Bir dönemin zarafet sembolü, Yeşilçam’ın altın çağında iz bırakan Gülşen Bubikoğlu, uzun bir aradan sonra yeniden gündemde.
Kamera karşısında olmasa da özel hayatıyla merak edilen usta oyuncunun son hali sosyal medyaya düşünce ortalık adeta karıştı.
Güzelliğinden hiçbir şey kaybetmediğini kanıtlayan Bubikoğlu, ‘Zamana meydan okuyor’ dedirtti.
Gülşen Bubikoğlu'nun güncel fotoğrafları sosyal medyada hızla yayılırken, hayranları nostalji dolu anılarla birlikte duygu dolu yorumlar yaptı.
Doğal güzelliği ve yaşına rağmen enerjisiyle dikkat çeken usta oyuncuya “hiç yaşlanmamış” ve “hala 80’ler gibi” yorumları yapıldı.
Usta oyuncunun güncel kareleri sosyal medyada binlerce beğeni ve yorum aldı.

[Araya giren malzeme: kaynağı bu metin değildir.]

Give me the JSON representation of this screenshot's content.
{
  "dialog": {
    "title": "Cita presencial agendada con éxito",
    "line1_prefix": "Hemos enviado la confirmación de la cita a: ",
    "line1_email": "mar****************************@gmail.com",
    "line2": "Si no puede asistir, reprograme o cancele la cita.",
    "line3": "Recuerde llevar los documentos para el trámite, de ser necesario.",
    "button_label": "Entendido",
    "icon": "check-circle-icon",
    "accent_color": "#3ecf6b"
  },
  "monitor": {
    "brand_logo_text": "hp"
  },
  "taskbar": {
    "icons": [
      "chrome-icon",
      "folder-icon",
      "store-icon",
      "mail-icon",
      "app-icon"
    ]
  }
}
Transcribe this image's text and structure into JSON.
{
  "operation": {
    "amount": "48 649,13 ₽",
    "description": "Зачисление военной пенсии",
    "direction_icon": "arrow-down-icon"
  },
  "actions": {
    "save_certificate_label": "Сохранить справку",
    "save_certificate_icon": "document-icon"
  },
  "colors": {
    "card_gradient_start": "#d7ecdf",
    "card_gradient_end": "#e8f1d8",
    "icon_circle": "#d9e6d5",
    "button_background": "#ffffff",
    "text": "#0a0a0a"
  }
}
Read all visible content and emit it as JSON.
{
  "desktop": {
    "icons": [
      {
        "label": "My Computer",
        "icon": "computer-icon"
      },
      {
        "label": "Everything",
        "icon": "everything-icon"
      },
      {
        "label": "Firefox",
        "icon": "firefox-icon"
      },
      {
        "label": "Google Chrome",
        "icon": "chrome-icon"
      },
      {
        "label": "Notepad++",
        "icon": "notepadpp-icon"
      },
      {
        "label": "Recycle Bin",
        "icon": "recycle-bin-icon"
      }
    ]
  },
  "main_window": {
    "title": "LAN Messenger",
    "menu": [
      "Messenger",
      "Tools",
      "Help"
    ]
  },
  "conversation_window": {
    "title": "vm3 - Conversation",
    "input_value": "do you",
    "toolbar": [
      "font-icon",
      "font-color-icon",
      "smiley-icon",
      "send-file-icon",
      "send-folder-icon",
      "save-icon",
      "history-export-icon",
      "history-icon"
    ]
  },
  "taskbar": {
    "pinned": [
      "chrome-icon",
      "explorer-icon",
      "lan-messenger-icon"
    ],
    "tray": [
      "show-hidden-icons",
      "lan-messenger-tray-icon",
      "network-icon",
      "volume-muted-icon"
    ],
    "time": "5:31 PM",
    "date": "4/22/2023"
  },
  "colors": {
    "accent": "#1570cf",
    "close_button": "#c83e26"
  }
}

Kullanıcılar “estetikle değil asaletle genç kalmak böyle olur”, “gözlerime inanamadım” gibi yorumlarla hayranlıklarını dile getirdi.
Bazı kullanıcılar ise onun ekranlara dönmesini dört gözle beklediklerini yazdı.
Bir süredir kameralardan uzak bir yaşam süren Bubikoğlu, hayranlarının yoğun ilgisiyle yeniden gündeme taşındı.
Ekranlardan uzak durmayı tercih eden oyuncunun yeniden bir projeyle döneceği yönünde resmi bir bilgi yok, ancak bu ilgi sonrası “neden olmasın?” sorusu yeniden gündeme geldi.
İşte, Gülşen Bubikoğlu son hali...
Gülşen Bubikoğlu, Türk sinemasının altın döneminde yıldızlaşan, güzelliği ve zarafetiyle Yeşilçam’a damga vuran unutulmaz oyunculardan biridir.
5 Aralık 1954 tarihinde İstanbul’da dünyaya gelen Bubikoğlu, genç yaşlarda modellik yaparak dikkat çekmiş, ardından sinemaya adım atarak kısa sürede büyük bir hayran kitlesi kazanmıştır.
Kariyerine 1973 yılında çekilen "Yaban" filmiyle başlayan Gülşen Bubikoğlu, özellikle Tarık Akan ve daha sonra eşi olacak Türker İnanoğlu ile yaptığı işbirlikleriyle Türk sinemasında kendine sağlam bir yer edinmiştir. “Bizim Kız”, “Gırgıriye”, “Alev Alev”, “Ah Nerede” gibi filmlerle milyonların kalbinde taht kurmuştur.
Naif oyunculuğu, dönemine özgü duru güzelliği ve güçlü ekran karizması sayesinde Yeşilçam’ın en çok aranan kadın oyuncularından biri olan Bubikoğlu, 1980’lerin sonlarına doğru sinemadan uzaklaşarak gözlerden uzak bir hayatı tercih etmiştir. Ancak etkileyici filmografisi ve nostaljik hatıralardaki yeri sayesinde hâlâ büyük bir sevgiyle anılmaktadır.